= Kalunga of Kasanje =

Ruler of Kasanje (Angola) between 1622-1655

Kasanje Kalunga ka Kinguri was the ruler of the Imbangala kingdom of Kasanje, in modern-day Angola. He succeeded on the throne of Kasanje in 1622 and was later murdered by his adoptive son Ngonga a Mbande, who secured rulership.

== Life ==
The war-band of Kasanje (Cassange in Portuguese) is first known in 1617 when it and several other Imbangala bands migrated from the central highlands of Angola across the Cuanza River. They initially settled in the Kingdom of Ndongo with the consent of its ruler. Afterwards, however, Kasanje served with the Portuguese against Ndongo in 1618 and 1619 but soon defected to engage in independent raiding. Their removal was a key issue in the peace negotiations between Angola and Ndongo in 1622. They were defeated in 1622 by the Portuguese led by captain-major Pedro de Sousa Coelho, who captured and executed the ruling Kasanje, Kulashingo. Kalunga was elected in his place, and the Imbangala migrated away.

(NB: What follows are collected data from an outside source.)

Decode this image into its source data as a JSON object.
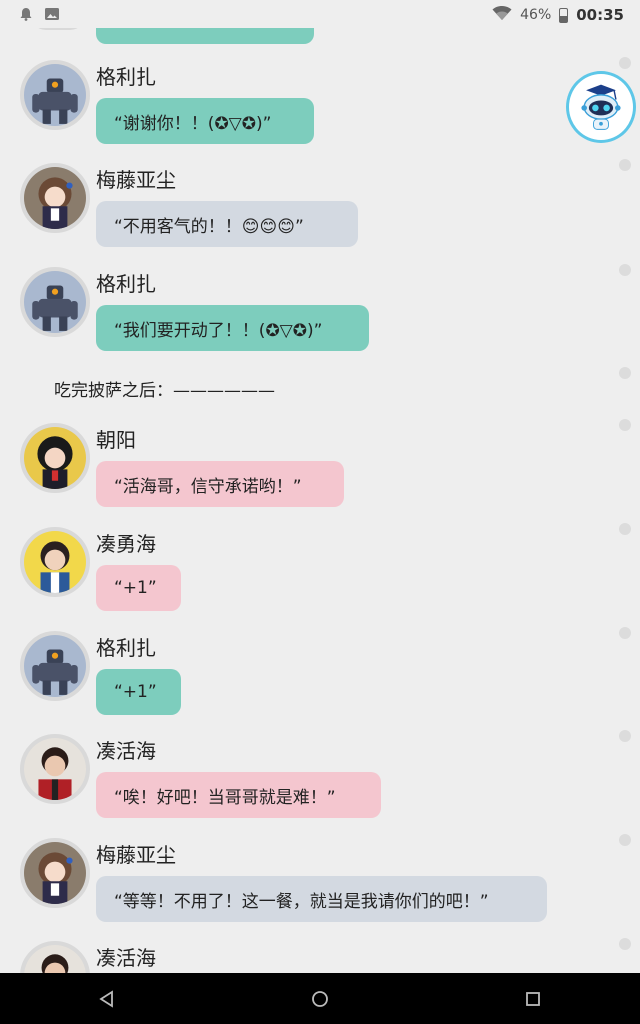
{
  "status_bar": {
    "battery_percent": "46%",
    "time": "00:35",
    "left_icons": [
      "notification-bell-icon",
      "image-icon"
    ],
    "right_icons": [
      "wifi-icon",
      "battery-icon"
    ]
  },
  "messages": [
    {
      "name": "格利扎",
      "text": "“谢谢你！！(✪▽✪)”",
      "color": "#7dcdbd",
      "avatar": "robot-avatar"
    },
    {
      "name": "梅藤亚尘",
      "text": "“不用客气的！！😊😊😊”",
      "color": "#d3d9e1",
      "avatar": "anime-girl-avatar"
    },
    {
      "name": "格利扎",
      "text": "“我们要开动了！！(✪▽✪)”",
      "color": "#7dcdbd",
      "avatar": "robot-avatar"
    },
    {
      "name": "朝阳",
      "text": "“活海哥，信守承诺哟！”",
      "color": "#f4c6cf",
      "avatar": "girl-avatar"
    },
    {
      "name": "凑勇海",
      "text": "“+1”",
      "color": "#f4c6cf",
      "avatar": "boy-avatar"
    },
    {
      "name": "格利扎",
      "text": "“+1”",
      "color": "#7dcdbd",
      "avatar": "robot-avatar"
    },
    {
      "name": "凑活海",
      "text": "“唉！好吧！当哥哥就是难！”",
      "color": "#f4c6cf",
      "avatar": "man-avatar"
    },
    {
      "name": "梅藤亚尘",
      "text": "“等等！不用了！这一餐，就当是我请你们的吧！”",
      "color": "#d3d9e1",
      "avatar": "anime-girl-avatar"
    },
    {
      "name": "凑活海",
      "text": "",
      "color": "#f4c6cf",
      "avatar": "man-avatar"
    }
  ],
  "narration": "吃完披萨之后：——————",
  "floating_assistant": {
    "icon": "robot-assistant-icon"
  },
  "nav_bar": {
    "buttons": [
      "back-icon",
      "home-icon",
      "recents-icon"
    ]
  }
}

Kasanje Kalunga ka Kinguri settled his war-band along the banks of the Cuango River in the 1630s. It moved to Ganguela near the Cuanza in 1635 and signed a peace with Portugal, becoming an important part of Portuguese policy in Angola.

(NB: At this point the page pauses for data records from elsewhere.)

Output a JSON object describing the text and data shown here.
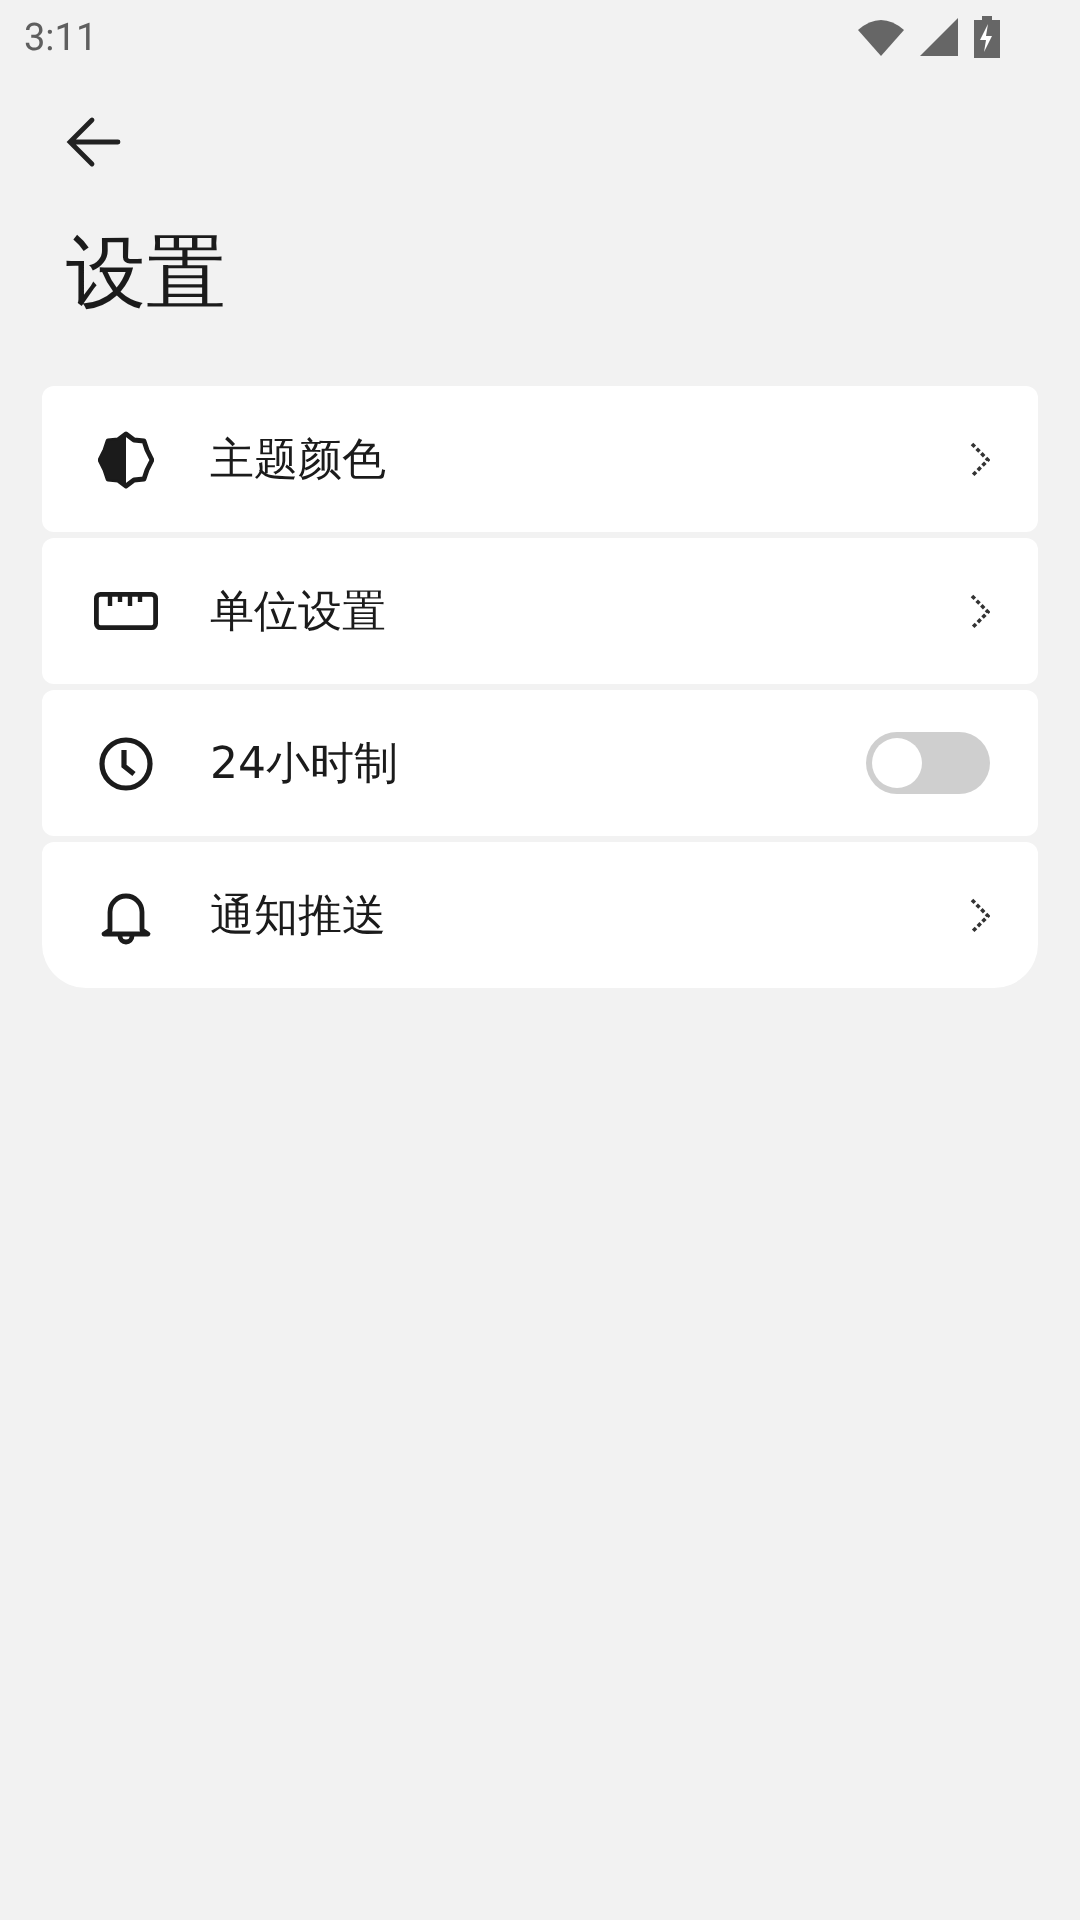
{
  "status_bar": {
    "time": "3:11"
  },
  "header": {
    "title": "设置"
  },
  "settings": [
    {
      "label": "主题颜色",
      "kind": "link"
    },
    {
      "label": "单位设置",
      "kind": "link"
    },
    {
      "label": "24小时制",
      "kind": "switch",
      "on": false
    },
    {
      "label": "通知推送",
      "kind": "link"
    }
  ]
}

Sometime around this time, Kalunga adopted as his son Ngonga a Mbande, an Ambundu captured during a raid. His bravery, strength, and cruelty made him popular among the Imbangala. He was known to kill animals by tearing their hind legs with his bare hands, and in Imbangala fashion, engaged in human sacrifice and cannibalism. Kalunga was strangled in his old age in 1655 by Ngonga a Mbande, who took the throne and his name, and sacrificed 300 people in his funeral. He would later convert to Catholicism and adopt the name Pascoal Machado.